I don't disagree that if your priorities are fit and forget and bombproof super slick operation, DA is a better choice. This could be said of the majority of weight weenie products though. My personal experience hasn't been that constant monitoring is required, provided you don't try and mix and match with non-THM BBs. They need to be checked after the first 100 miles or so for the preload, but THM specify this in their instructions. Only you know whether the (relatively small IMO) downsides are worth the 200g plus weight saving. As far as any weight weenie product with really extreme low weight goes, THM cranks (as evidenced by the amount of users) are up there with the best I think.

da123
Posts: 506
Joined: Mon Feb 07, 2011 10:42 am

by da123

Couple of updates:

1. GP5000 TT TLR tires - these now have around 1200 miles on them.
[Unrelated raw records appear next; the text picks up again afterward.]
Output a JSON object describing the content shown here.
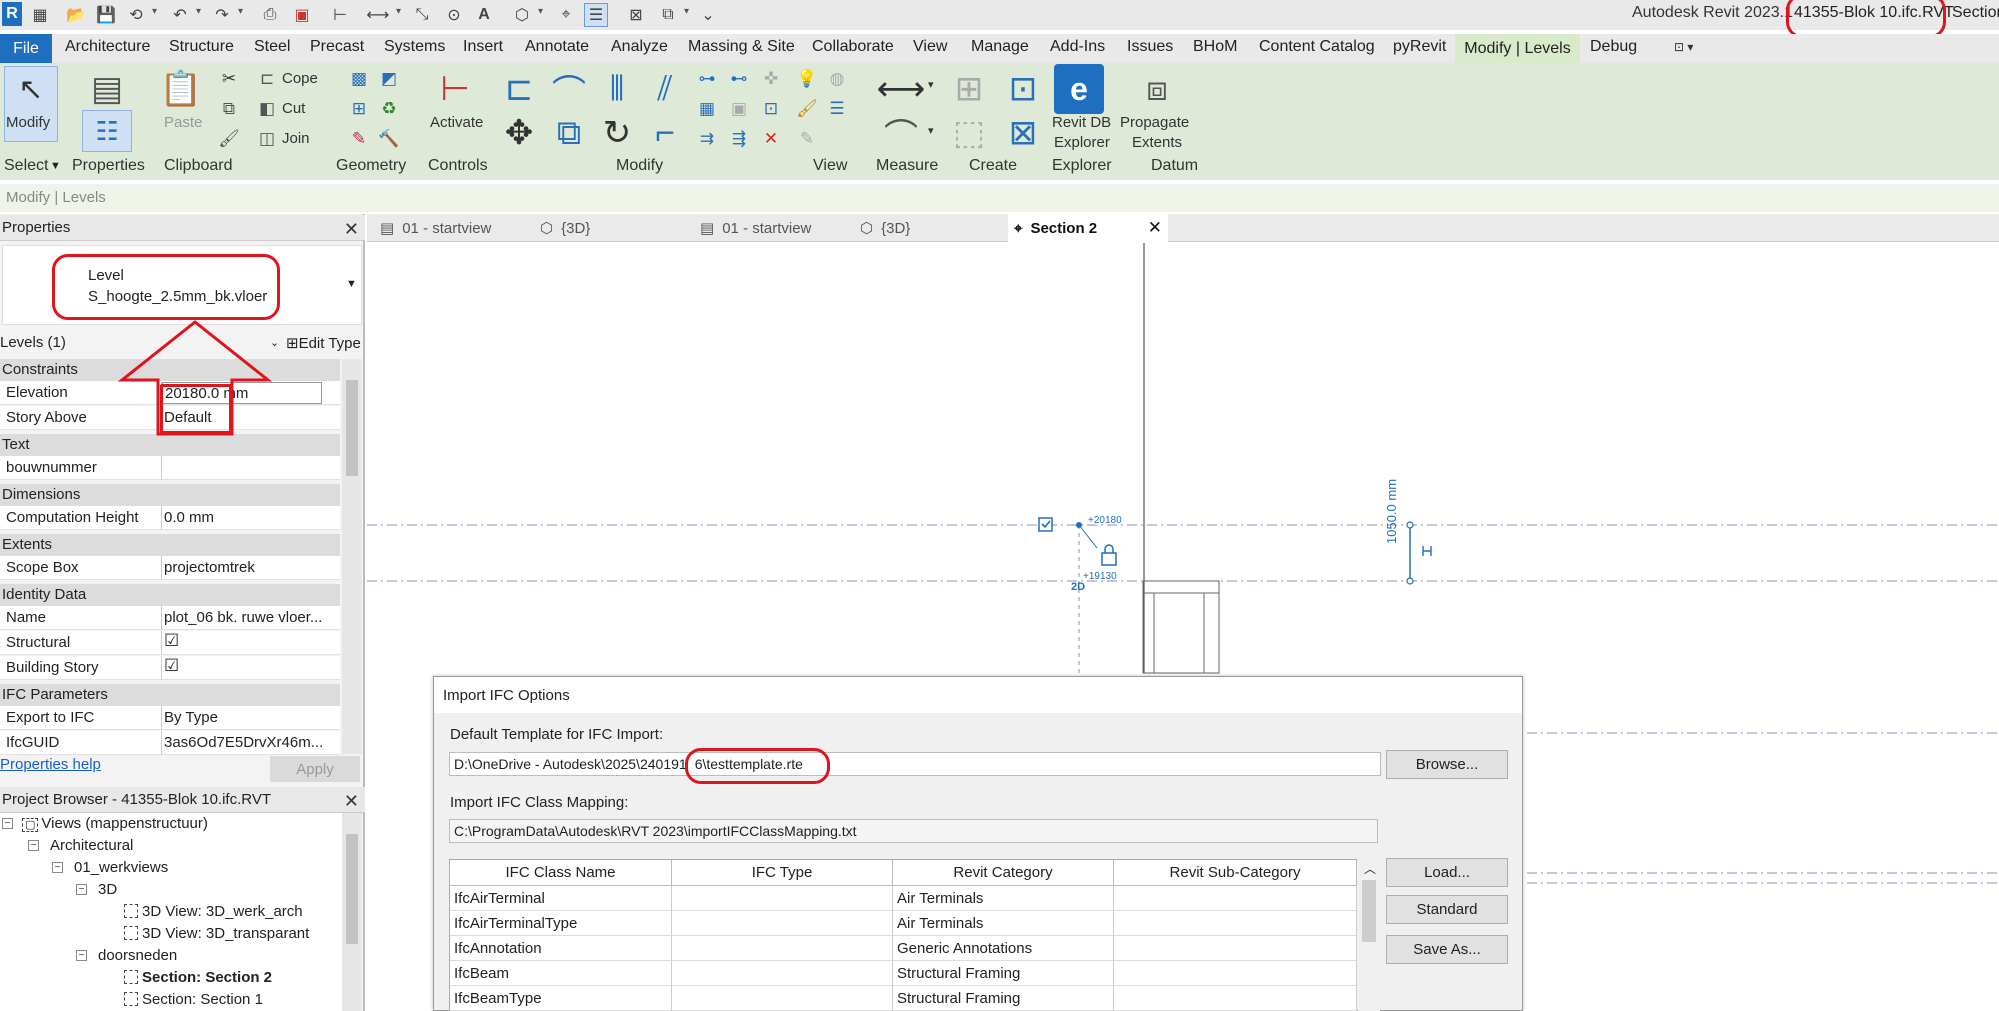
{
  "app": {
    "title": "Autodesk Revit 2023.1",
    "filename": "41355-Blok 10.ifc.RVT",
    "title_suffix": "Section",
    "logo_letter": "R"
  },
  "menu": {
    "file": "File",
    "tabs": [
      "Architecture",
      "Structure",
      "Steel",
      "Precast",
      "Systems",
      "Insert",
      "Annotate",
      "Analyze",
      "Massing & Site",
      "Collaborate",
      "View",
      "Manage",
      "Add-Ins",
      "Issues",
      "BHoM",
      "Content Catalog",
      "pyRevit"
    ],
    "active_tab": "Modify | Levels",
    "debug": "Debug"
  },
  "ribbon": {
    "modify": "Modify",
    "properties": "Properties",
    "paste": "Paste",
    "cope": "Cope",
    "cut": "Cut",
    "join": "Join",
    "activate": "Activate",
    "revit_db": "Revit DB",
    "explorer": "Explorer",
    "propagate": "Propagate",
    "extents": "Extents",
    "panels": {
      "select": "Select",
      "properties": "Properties",
      "clipboard": "Clipboard",
      "geometry": "Geometry",
      "controls": "Controls",
      "modify": "Modify",
      "view": "View",
      "measure": "Measure",
      "create": "Create",
      "explorer": "Explorer",
      "datum": "Datum"
    }
  },
  "context_bar": "Modify | Levels",
  "properties": {
    "header": "Properties",
    "type_family": "Level",
    "type_name": "S_hoogte_2.5mm_bk.vloer",
    "instance_filter": "Levels (1)",
    "edit_type": "Edit Type",
    "groups": {
      "constraints": "Constraints",
      "text": "Text",
      "dimensions": "Dimensions",
      "extents": "Extents",
      "identity": "Identity Data",
      "ifc": "IFC Parameters"
    },
    "rows": {
      "elevation": {
        "key": "Elevation",
        "value": "20180.0 mm"
      },
      "story_above": {
        "key": "Story Above",
        "value": "Default"
      },
      "bouwnummer": {
        "key": "bouwnummer",
        "value": ""
      },
      "comp_height": {
        "key": "Computation Height",
        "value": "0.0 mm"
      },
      "scope_box": {
        "key": "Scope Box",
        "value": "projectomtrek"
      },
      "name": {
        "key": "Name",
        "value": "plot_06 bk. ruwe vloer..."
      },
      "structural": {
        "key": "Structural",
        "value": "☑"
      },
      "building_story": {
        "key": "Building Story",
        "value": "☑"
      },
      "export_ifc": {
        "key": "Export to IFC",
        "value": "By Type"
      },
      "ifcguid": {
        "key": "IfcGUID",
        "value": "3as6Od7E5DrvXr46m..."
      }
    },
    "help": "Properties help",
    "apply": "Apply"
  },
  "project_browser": {
    "header": "Project Browser - 41355-Blok 10.ifc.RVT",
    "items": [
      "Views (mappenstructuur)",
      "Architectural",
      "01_werkviews",
      "3D",
      "3D View: 3D_werk_arch",
      "3D View: 3D_transparant",
      "doorsneden",
      "Section: Section 2",
      "Section: Section 1"
    ]
  },
  "view_tabs": [
    "01 - startview",
    "{3D}",
    "01 - startview",
    "{3D}",
    "Section 2"
  ],
  "canvas": {
    "level_top": "+20180",
    "level_bottom": "+19130",
    "dim_text": "1050.0 mm",
    "label_2d": "2D"
  },
  "dialog": {
    "title": "Import IFC Options",
    "template_label": "Default Template for IFC Import:",
    "template_path": "D:\\OneDrive - Autodesk\\2025\\240191",
    "template_file": "6\\testtemplate.rte",
    "browse": "Browse...",
    "mapping_label": "Import IFC Class Mapping:",
    "mapping_path": "C:\\ProgramData\\Autodesk\\RVT 2023\\importIFCClassMapping.txt",
    "columns": [
      "IFC Class Name",
      "IFC Type",
      "Revit Category",
      "Revit Sub-Category"
    ],
    "rows": [
      [
        "IfcAirTerminal",
        "",
        "Air Terminals",
        ""
      ],
      [
        "IfcAirTerminalType",
        "",
        "Air Terminals",
        ""
      ],
      [
        "IfcAnnotation",
        "",
        "Generic Annotations",
        ""
      ],
      [
        "IfcBeam",
        "",
        "Structural Framing",
        ""
      ],
      [
        "IfcBeamType",
        "",
        "Structural Framing",
        ""
      ]
    ],
    "load": "Load...",
    "standard": "Standard",
    "save_as": "Save As..."
  }
}
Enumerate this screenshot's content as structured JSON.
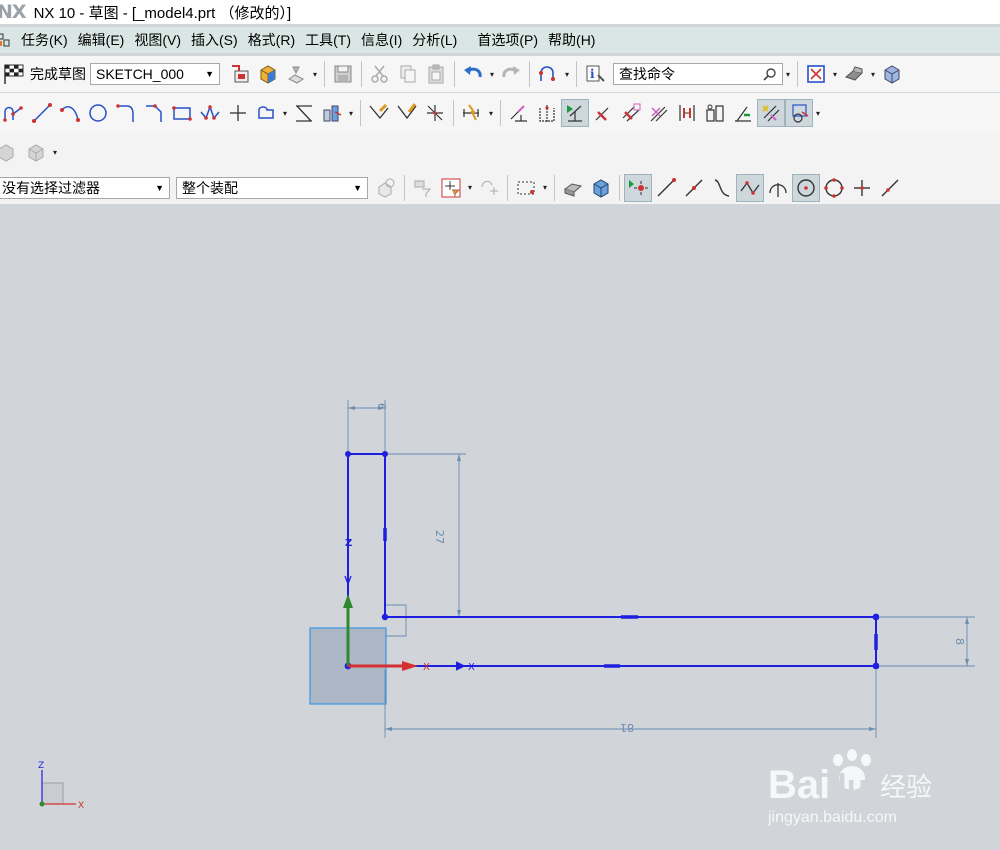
{
  "titlebar": {
    "logo": "NX",
    "title": "NX 10 - 草图 - [_model4.prt （修改的）]"
  },
  "menu": [
    "任务(K)",
    "编辑(E)",
    "视图(V)",
    "插入(S)",
    "格式(R)",
    "工具(T)",
    "信息(I)",
    "分析(L)",
    "首选项(P)",
    "帮助(H)"
  ],
  "toolbar1": {
    "finish_label": "完成草图",
    "sketch_name": "SKETCH_000",
    "search_placeholder": "查找命令"
  },
  "selection_bar": {
    "filter": "没有选择过滤器",
    "scope": "整个装配"
  },
  "sketch": {
    "dimensions": {
      "top_width": "6",
      "vertical_height": "27",
      "right_height": "8",
      "bottom_length": "81"
    },
    "axis_labels": {
      "z": "Z",
      "x": "X"
    },
    "triad_labels": {
      "z": "Z",
      "x": "X"
    },
    "colors": {
      "sketch_line": "#1f1fe0",
      "dimension": "#6a8db3",
      "x_axis": "#d43030",
      "z_axis": "#2e8a2e",
      "datum_plane": "#a6b3c2"
    }
  },
  "watermark": {
    "brand": "Bai",
    "brand2": "du",
    "cn": "经验",
    "url": "jingyan.baidu.com"
  }
}
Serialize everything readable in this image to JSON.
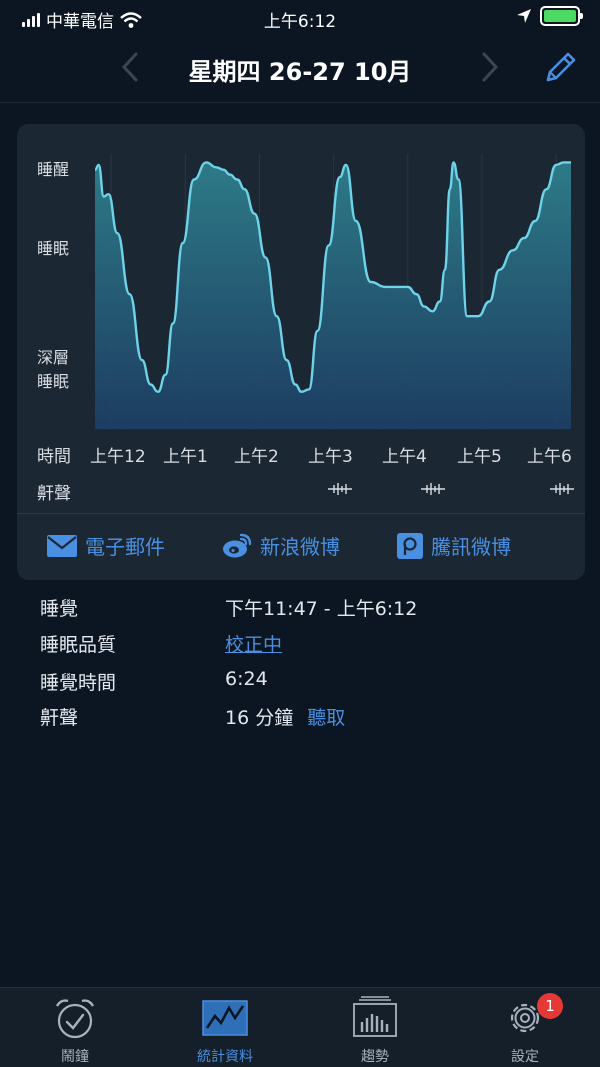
{
  "status_bar": {
    "carrier": "中華電信",
    "time": "上午6:12"
  },
  "header": {
    "title": "星期四 26-27 10月"
  },
  "chart": {
    "y_labels": {
      "awake": "睡醒",
      "sleep": "睡眠",
      "deep_line1": "深層",
      "deep_line2": "睡眠"
    },
    "x_axis_label": "時間",
    "x_ticks": [
      "上午12",
      "上午1",
      "上午2",
      "上午3",
      "上午4",
      "上午5",
      "上午6"
    ],
    "snore_label": "鼾聲"
  },
  "chart_data": {
    "type": "area",
    "xlabel": "時間",
    "y_categories": [
      "深層睡眠",
      "睡眠",
      "睡醒"
    ],
    "ylim": [
      0,
      1
    ],
    "x": [
      "23:47",
      "23:50",
      "23:54",
      "23:58",
      "00:05",
      "00:15",
      "00:25",
      "00:32",
      "00:38",
      "00:44",
      "00:50",
      "00:58",
      "01:07",
      "01:17",
      "01:25",
      "01:31",
      "01:36",
      "01:42",
      "01:48",
      "01:56",
      "02:05",
      "02:14",
      "02:22",
      "02:29",
      "02:34",
      "02:40",
      "02:47",
      "02:56",
      "03:05",
      "03:10",
      "03:18",
      "03:30",
      "03:42",
      "03:52",
      "04:00",
      "04:07",
      "04:13",
      "04:20",
      "04:26",
      "04:30",
      "04:34",
      "04:37",
      "04:41",
      "04:48",
      "04:57",
      "05:06",
      "05:14",
      "05:25",
      "05:34",
      "05:43",
      "05:52",
      "06:00",
      "06:06",
      "06:12"
    ],
    "values": [
      0.96,
      0.98,
      0.85,
      0.86,
      0.7,
      0.45,
      0.18,
      0.08,
      0.05,
      0.12,
      0.33,
      0.66,
      0.92,
      0.99,
      0.97,
      0.96,
      0.94,
      0.92,
      0.88,
      0.78,
      0.6,
      0.36,
      0.18,
      0.08,
      0.05,
      0.06,
      0.3,
      0.65,
      0.93,
      0.98,
      0.75,
      0.5,
      0.48,
      0.48,
      0.48,
      0.45,
      0.4,
      0.38,
      0.42,
      0.55,
      0.88,
      0.99,
      0.92,
      0.36,
      0.36,
      0.42,
      0.55,
      0.63,
      0.68,
      0.75,
      0.88,
      0.98,
      0.99,
      0.99
    ],
    "snore_marks": [
      "03:05",
      "04:20",
      "06:05"
    ]
  },
  "share": {
    "email": "電子郵件",
    "weibo": "新浪微博",
    "tencent": "騰訊微博"
  },
  "details": {
    "sleep_label": "睡覺",
    "sleep_value": "下午11:47 - 上午6:12",
    "quality_label": "睡眠品質",
    "quality_value": "校正中",
    "duration_label": "睡覺時間",
    "duration_value": "6:24",
    "snore_label": "鼾聲",
    "snore_value": "16 分鐘",
    "listen_label": "聽取"
  },
  "tabs": [
    {
      "label": "鬧鐘"
    },
    {
      "label": "統計資料"
    },
    {
      "label": "趨勢"
    },
    {
      "label": "設定",
      "badge": "1"
    }
  ],
  "colors": {
    "accent": "#4a90e2",
    "line": "#6ed3e8",
    "badge": "#e53935"
  }
}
Very little noticeable wear on the front. Some wear on the rear, but not nicks / cuts etc. I've not noticed any evidence that the sealant has had to do its job. The roads around me are far from perfect tarmac, so they've seen lots of mixed use. As previously noted, they obviously won't last as long as an S TR, but don't seem anywhere near as fragile as Corsa Speeds.

2. Chain Waxing! - Switched to waxed chains, using Silca's system. Prepped 5 chains - 3 dura ace and 2 YBN rainbow, and have been rotating them (not particularly out of necessity, just because I wanted to get used to how it would all work and compare). I previously used Silca's Synergetic lube, which is - IMO - the best wet lube out there by a mile. Pleased with how it's all gone so far. There is time involved in getting it all set up, but once that's done and you have a number of chains ready to go, the ongoing work is minimal. Cleanliness is great, and chain noise wise it is on a par with a wet lubed chain. Can't vouch for efficiency gains of course, but it feels very smooth.

V35
Posts: 39
Joined: Mon Sep 11, 2023 7:26 am

by V35

How is the quality of shifting holding up with the carbon chainrings?

da123
Posts: 506
Joined: Mon Feb 07, 2011 10:42 am

by da123

V35 wrote:
Fri Jun 28, 2024 2:17 am
How is the quality of shifting holding up with the carbon chainrings?
Shifting quality is very good. I suspect not quite as slick as with DA chainrings, but no missed shifts or hesitation. The fact that Pogacar uses carbon-ti rings on his set up should provide a lot of confidence I think. If the pros are willing to use them, then the reliability / consistency has to be there, particularly as there is no massive weight saving over other options. I probably have circa 10,000 miles on the set I'm using, and I've not noticed any deterioration in shift quality.

V35
Posts: 39
Joined: Mon Sep 11, 2023 7:26 am

by V35

That's encouraging to hear, thank you for the feedback.